World Solar combatants rev their engines batteries

Doug Burbidge

Internet cafes

Internet cafés are not infrequent, so if your own internet access fails, you can try these. In the past I've written on a laptop and then used a thumb drive to copy my writing to a café computer and posted that way.

At the very least there are internet cafés in Tennant Creek and Alice Springs.

Solar car teams bask in Darwin sunshine

Doug Burbidge

> as tight as their vehicle's cockpit

That cockpit actually looks quite roomy: his legs are apart, his knees are not much higher than his hips, the bubble looks like there's room to turn his head.
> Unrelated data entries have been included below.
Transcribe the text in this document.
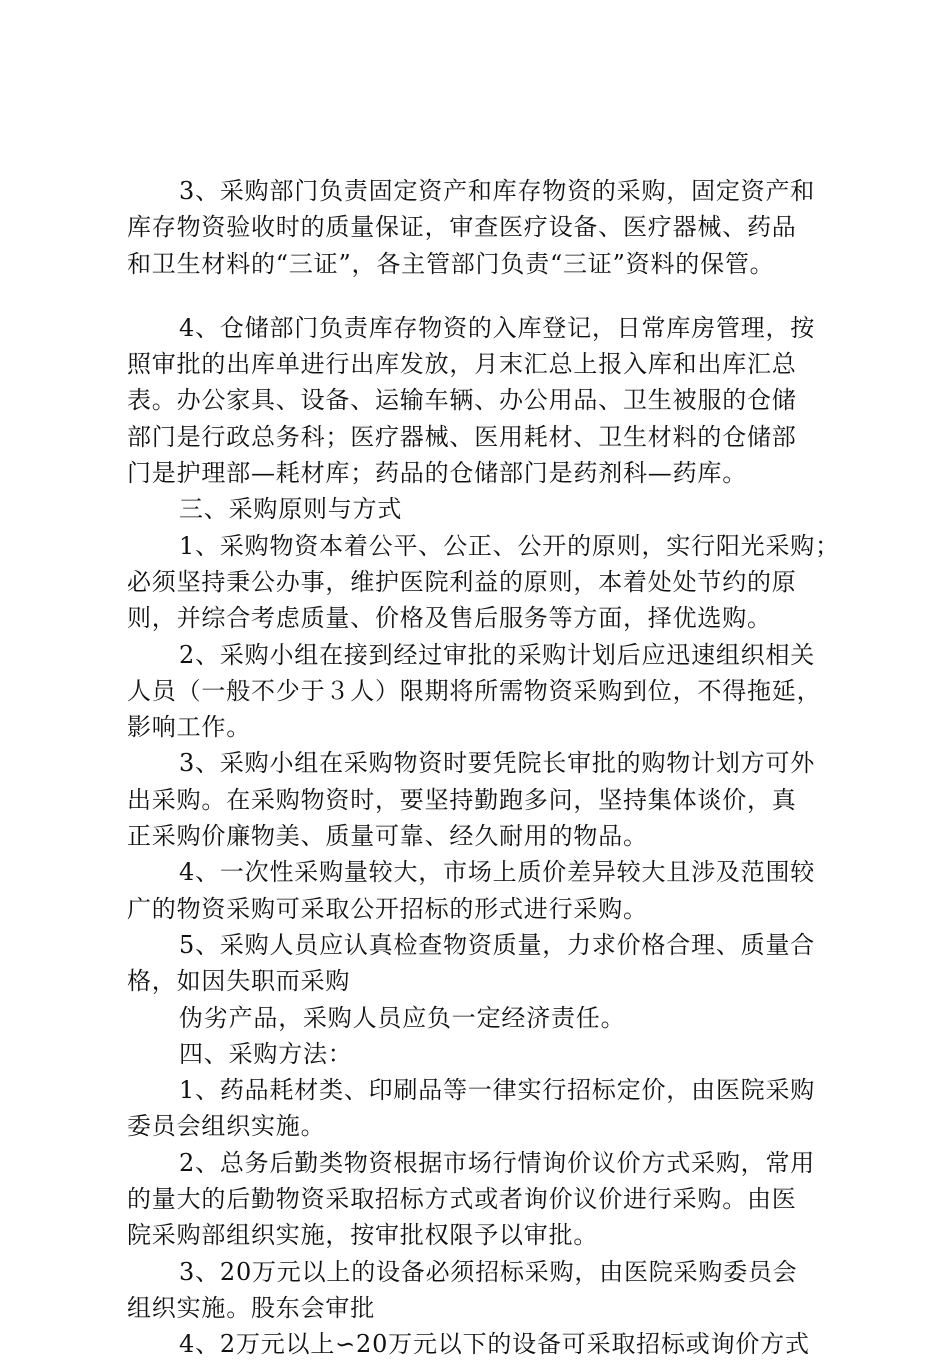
3、采购部门负责固定资产和库存物资的采购，固定资产和
库存物资验收时的质量保证，审查医疗设备、医疗器械、药品
和卫生材料的“三证”，各主管部门负责“三证”资料的保管。
4、仓储部门负责库存物资的入库登记，日常库房管理，按
照审批的出库单进行出库发放，月末汇总上报入库和出库汇总
表。办公家具、设备、运输车辆、办公用品、卫生被服的仓储
部门是行政总务科；医疗器械、医用耗材、卫生材料的仓储部
门是护理部—耗材库；药品的仓储部门是药剂科—药库。
三、采购原则与方式
1、采购物资本着公平、公正、公开的原则，实行阳光采购；
必须坚持秉公办事，维护医院利益的原则，本着处处节约的原
则，并综合考虑质量、价格及售后服务等方面，择优选购。
2、采购小组在接到经过审批的采购计划后应迅速组织相关
人员（一般不少于３人）限期将所需物资采购到位，不得拖延，
影响工作。
3、采购小组在采购物资时要凭院长审批的购物计划方可外
出采购。在采购物资时，要坚持勤跑多问，坚持集体谈价，真
正采购价廉物美、质量可靠、经久耐用的物品。
4、一次性采购量较大，市场上质价差异较大且涉及范围较
广的物资采购可采取公开招标的形式进行采购。
5、采购人员应认真检查物资质量，力求价格合理、质量合
格，如因失职而采购
伪劣产品，采购人员应负一定经济责任。
四、采购方法：
1、药品耗材类、印刷品等一律实行招标定价，由医院采购
委员会组织实施。
2、总务后勤类物资根据市场行情询价议价方式采购，常用
的量大的后勤物资采取招标方式或者询价议价进行采购。由医
院采购部组织实施，按审批权限予以审批。
3、20万元以上的设备必须招标采购，由医院采购委员会
组织实施。股东会审批
4、2万元以上∽20万元以下的设备可采取招标或询价方式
The really interesting thing this challenge will be: will it be won by a car with a conventional flat solar array, or will it be won by a car which has part of its array fed by solar concentrators? There's 9-ish square meters of available surface on a 1.8m x 5m car, but the rules only allow 6 square metres of cells. But they _do_ allow you to use concentrators, such as Fresnel lenses or parabolic reflectors to focus that extra 3 square metres of sun onto a very small area of gallium arsenide cells.

El Reg follows World Solar Challenge

Doug Burbidge

> Northern Territory imposes a distinctly unchallenging top speed of 110km/h.

As of 2009, the NT limit was 130 km/h: still fast enough to be challenging for even the fastest cars (though you do have to slow for towns, including the 40 km/h school zone in Tennant Creek). South Australia, OTOH, is indeed 110 km/h (less in towns).

> There are towns and road stops every 100km-200km.

South of Alice Springs this may be... optimistic. Get a copy of the route notes. Each team will be given one at the meeting one or two days before the start; keep an eye on the notice board at Foskey Pavilion. Or they may join the 21st century and publish the route notes online.

Best phone coverage is via Telstra's Next G network, which is 3G on a lower frequency (850 MHz) so the cells reach further. It's proprietary to Australia, but you might be able to pick up a phone and/or wireless internet dongle for it at a reasonable price.